Best value -0.9077508804312663 at [-0.20632063], after 10 target evaluations
Caveats
What we have seen up to now seems all good: the surrogate nicely approximates the target function, and few target function evaluations are needed to find a near-optimal point.
However, quick self-made code such as that presented above has a very narrow “comfort zone”: just try to replace the acquisition function in the optimization iteration, and you will find interesting and unexpected behavior mainly due to the numerical instability of matrix inversion when many rows and columns are quite similar, due to very close sample points.
The devil is in the details, and having properly working and stable numerical code can be hard. All that we have seen up to now can be easily replaced by few calls to gp_minimize from the scikit-optimize (skopt) Python package, which we suggest for all practical purposes.
Let’s give it a try. First of all, check that the scikit-optimize package is available:
!pip install scikit-optimizeNow, let’s just call the skopt.gp_minimize function on our target function \(f\), on the 1-dimensional interval \([-1,1]\), with EI as acquisition function, 3 initial random sample points and a total of 10 target evaluations:
from skopt import gp_minimize
results = gp_minimize(
func=f,
dimensions=[(-1.0, 1.0)],
acq_func='EI',
n_random_starts=3,
n_calls=10,
)Let’s see the result of the process:
print(f'Best value {results.fun} at {results.x} after {len(results.x_iters)} target evaluations')Best value -0.905737673494601 at [-0.2152515895620043] after 10 target evaluations
We can see that the best point found is comparable to our one, even slightly better. By default, the surrogate uses a more suitable Matérn kernel in place of our RBF.
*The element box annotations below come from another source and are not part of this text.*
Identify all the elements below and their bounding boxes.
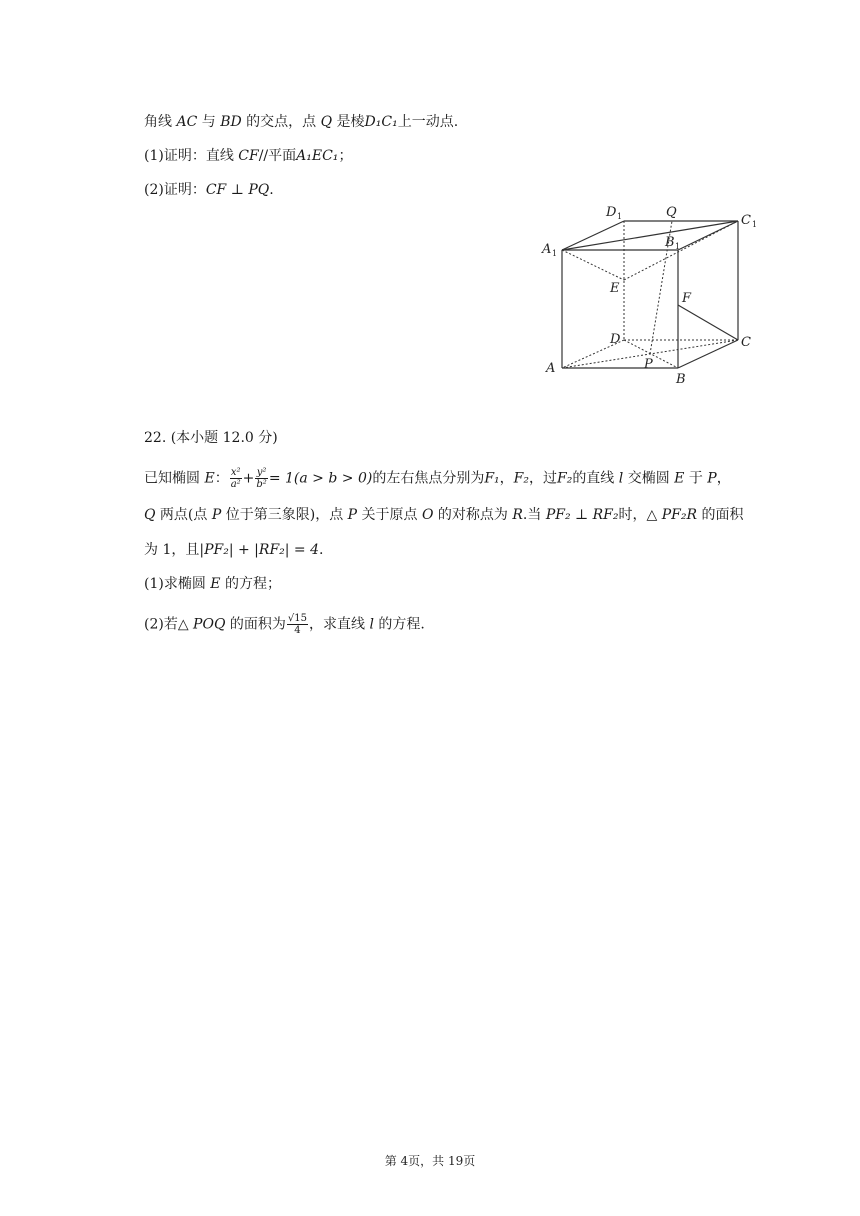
label-d1-sub: 1	[617, 212, 623, 221]
label-a1: A	[542, 242, 552, 257]
q21-line-2: (1)证明：直线 CF//平面A₁EC₁；	[144, 148, 353, 164]
q22-line-4: (1)求椭圆 E 的方程；	[144, 576, 281, 592]
label-a: A	[546, 361, 556, 376]
q22-header: 22. (本小题 12.0 分)	[144, 430, 278, 446]
q22-line-3: 为 1，且|PF₂| + |RF₂| = 4.	[144, 542, 324, 558]
fraction-sqrt15-4: $\frac{√15}{4}$	[287, 613, 307, 636]
label-q: Q	[666, 205, 677, 220]
q22-line-2: Q 两点(点 P 位于第三象限)，点 P 关于原点 O 的对称点为 R.当 PF₂ ⊥ RF₂时，△ PF₂R 的面积	[144, 507, 744, 523]
label-d: D	[610, 332, 621, 347]
label-f: F	[682, 291, 692, 306]
label-e: E	[610, 281, 620, 296]
q22-line-5: (2)若△ POQ 的面积为 $\frac{√15}{4}$ ，求直线 l 的方程.	[144, 613, 425, 636]
label-c1: C	[741, 213, 751, 228]
label-c1-sub: 1	[752, 220, 758, 229]
q22-line-1: 已知椭圆 E： $\frac{\text{x²}}{\text{a²}}$ + $\frac{\text{y²}}{\text{b²}}$ = 1(a > b > 0)的左右焦点分别为F₁，F₂，过F₂的直线 l 交椭圆 E 于 P，	[144, 467, 731, 490]
label-b1: B	[665, 235, 675, 250]
label-d1: D	[606, 205, 617, 220]
cube-figure	[538, 200, 768, 390]
label-b: B	[676, 372, 686, 387]
label-p: P	[644, 357, 653, 372]
q21-line-1: 角线 AC 与 BD 的交点，点 Q 是棱D₁C₁上一动点.	[144, 114, 459, 130]
fraction-y2-b2: $\frac{\text{y²}}{\text{b²}}$	[256, 467, 267, 490]
label-b1-sub: 1	[675, 242, 681, 251]
q21-line-3: (2)证明：CF ⊥ PQ.	[144, 182, 274, 198]
fraction-x2-a2: $\frac{\text{x²}}{\text{a²}}$	[230, 467, 241, 490]
label-a1-sub: 1	[552, 249, 558, 258]
page-footer: 第 4页，共 19页	[384, 1154, 476, 1168]
label-c: C	[741, 335, 751, 350]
We can also plot the resulting process:
from skopt.plots import plot_gaussian_process
_, axis = plt.subplots(1, 1, figsize=(12,5))
plot_gaussian_process(
results,
objective=f,
ax=axis,
show_legend=True,
show_title=False,
show_observations=True,
show_next_point=False,
show_acq_func=False
);
In conclusion, it is always quite important to learn by doing things yourself; however, unless you are performing cutting-edge research for which no well-established practices are set, you should always recur to existing code.